Hematologic: Bleeding in patients on concomitant anticoagulant therapy (see ''''Precaution, Drug Interactions ”).
Larynx: Deepening of the vioce in women.
Hair: Hirsutism and male pattern baldness in women.
Skin: Acne (especially in women and prepubertal boys).
Skeletal: Premature closure of epiphyses in children (see”Precaution, Pediatric Use ”).
Fluid and Electrolytes: Edema, retention of serum electrolytes (sodium chloride, potassium phosphate, calcium).
Metabolic/Endocrine: Decreased glucose tolerance (see “Precautions, Drug Interactions ”), increased serum levels of low-density lipoproteins and decreased levels of high-density lipoproteins (see “Precautions, Laboratory Tests”), increased creatine and creatinine excretion, increased serum levels of creatine phosphokinase (CPK). Some virilizing changes in women are irreversible even after prompt discontinuance of therapy and are not prevented by concomitant use of estrogens (see “Precautions ” section).
There have been no reports of acute overdosage with the androgens.
DOSAGE AND ADMINISTRATION:
DECA 200® is intended only for deep intramuscular injection preferably into the gluteal muscle. Dosage should be based on therapeutic response and consideration of the benefit/risk ratio. Duration of therapy will depend on the response of the condition and the appearance of adverse reactions. If possible, therapy should be intermittent.
DECA 200® should be regarded as adjunctive therapy and adequate quantities of nutrients should be consumed in order to obtain maximal therapeutic effects. When it is used in the treatment of refractory anemias, for example, adequate iron intake is required for a maximal response.

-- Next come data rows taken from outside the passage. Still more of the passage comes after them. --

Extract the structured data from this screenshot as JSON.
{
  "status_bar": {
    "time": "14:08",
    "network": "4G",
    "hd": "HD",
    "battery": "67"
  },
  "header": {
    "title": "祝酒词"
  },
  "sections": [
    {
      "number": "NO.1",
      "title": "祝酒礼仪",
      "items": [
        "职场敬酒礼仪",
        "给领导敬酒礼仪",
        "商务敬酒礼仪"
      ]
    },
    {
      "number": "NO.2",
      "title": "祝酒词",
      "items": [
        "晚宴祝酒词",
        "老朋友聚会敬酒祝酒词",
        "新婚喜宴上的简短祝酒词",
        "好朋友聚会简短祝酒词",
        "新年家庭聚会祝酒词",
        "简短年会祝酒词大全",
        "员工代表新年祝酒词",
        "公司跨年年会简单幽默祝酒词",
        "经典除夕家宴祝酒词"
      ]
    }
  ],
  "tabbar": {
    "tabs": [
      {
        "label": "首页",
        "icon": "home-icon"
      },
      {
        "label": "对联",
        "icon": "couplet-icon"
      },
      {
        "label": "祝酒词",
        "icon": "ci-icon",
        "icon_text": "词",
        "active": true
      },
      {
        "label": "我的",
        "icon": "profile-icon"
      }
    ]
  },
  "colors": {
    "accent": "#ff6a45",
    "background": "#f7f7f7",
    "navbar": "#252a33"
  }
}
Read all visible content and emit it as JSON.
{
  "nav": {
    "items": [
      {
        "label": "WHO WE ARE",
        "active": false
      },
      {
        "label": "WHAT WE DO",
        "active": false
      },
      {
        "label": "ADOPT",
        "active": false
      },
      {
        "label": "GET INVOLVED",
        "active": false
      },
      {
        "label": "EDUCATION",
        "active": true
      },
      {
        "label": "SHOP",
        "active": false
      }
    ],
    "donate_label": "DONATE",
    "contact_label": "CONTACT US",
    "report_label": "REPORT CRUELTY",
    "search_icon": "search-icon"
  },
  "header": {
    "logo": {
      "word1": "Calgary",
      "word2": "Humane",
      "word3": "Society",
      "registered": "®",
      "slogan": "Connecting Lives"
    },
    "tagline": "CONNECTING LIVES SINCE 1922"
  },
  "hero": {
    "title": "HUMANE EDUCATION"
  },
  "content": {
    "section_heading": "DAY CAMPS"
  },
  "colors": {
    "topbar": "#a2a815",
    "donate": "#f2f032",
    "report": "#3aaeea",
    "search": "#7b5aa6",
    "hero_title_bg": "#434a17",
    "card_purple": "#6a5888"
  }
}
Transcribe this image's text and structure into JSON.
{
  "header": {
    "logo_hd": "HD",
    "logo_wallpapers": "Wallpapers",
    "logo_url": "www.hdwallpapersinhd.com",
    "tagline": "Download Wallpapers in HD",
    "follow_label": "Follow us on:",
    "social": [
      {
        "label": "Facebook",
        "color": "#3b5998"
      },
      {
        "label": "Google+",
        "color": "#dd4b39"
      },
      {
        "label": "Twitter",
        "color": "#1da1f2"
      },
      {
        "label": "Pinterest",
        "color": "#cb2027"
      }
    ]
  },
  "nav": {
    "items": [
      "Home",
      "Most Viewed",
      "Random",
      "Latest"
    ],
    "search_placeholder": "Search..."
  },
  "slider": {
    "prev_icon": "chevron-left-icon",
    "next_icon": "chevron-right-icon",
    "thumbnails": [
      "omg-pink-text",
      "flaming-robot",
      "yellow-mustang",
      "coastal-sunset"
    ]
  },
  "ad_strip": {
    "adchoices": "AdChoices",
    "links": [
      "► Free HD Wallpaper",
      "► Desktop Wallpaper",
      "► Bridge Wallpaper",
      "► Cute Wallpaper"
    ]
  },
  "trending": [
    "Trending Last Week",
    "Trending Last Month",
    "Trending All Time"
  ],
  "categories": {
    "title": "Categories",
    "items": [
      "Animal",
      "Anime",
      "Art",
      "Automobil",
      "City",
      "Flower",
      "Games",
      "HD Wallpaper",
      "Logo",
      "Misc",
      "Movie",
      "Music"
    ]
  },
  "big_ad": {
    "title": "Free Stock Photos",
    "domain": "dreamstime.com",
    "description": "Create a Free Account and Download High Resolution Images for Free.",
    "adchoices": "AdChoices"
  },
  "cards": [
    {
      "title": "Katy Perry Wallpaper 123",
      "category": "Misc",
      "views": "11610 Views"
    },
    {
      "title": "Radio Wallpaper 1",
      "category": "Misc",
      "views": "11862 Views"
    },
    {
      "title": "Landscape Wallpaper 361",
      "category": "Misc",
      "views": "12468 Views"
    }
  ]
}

Adult dose: average 25 mg to 50 mg every three weeks.
ANEMIA OF RENAL DISEASE:
A dose of 50-100 mg per week DECA 200® is recommended for women and 100-200 mg per week for men. Drug therapy should be discontinued if no hematologic improvement is seen within the first six months. When used in the treatment of renal insufficiency, adequate iron intake is required for maximal response. For children from 2 to 13 years of age, the average dose is 25-50 mg every 3 to 4 weeks.
Body building: Male 200-600 mg per week, Female 50-100 mg per week.
HOW SUPPLIED - DECA 200® Injection, solution- Intramuscular-200 mg/ml is supplied in 1 ml vial and -200 mg/ml is supplied in 1 ml ampoule of 10 ampoule pack.
For shelf-life please refer to the imprint on the pack.
Keep out of reach of children.
Should be at controlled room temperatures 15-30°C (59-86°F)
Do not freeze
This drug should be inspected visually for particulate matter and discoloration prior to administration, whenever solution and container permit. Warming and shaking the vial should redissolve any crystals that may have formed during storage at temperatures lower than recommended.
Protect from sun light
This drug has not been shown to be safe and effective for the enhancement of athletic performance!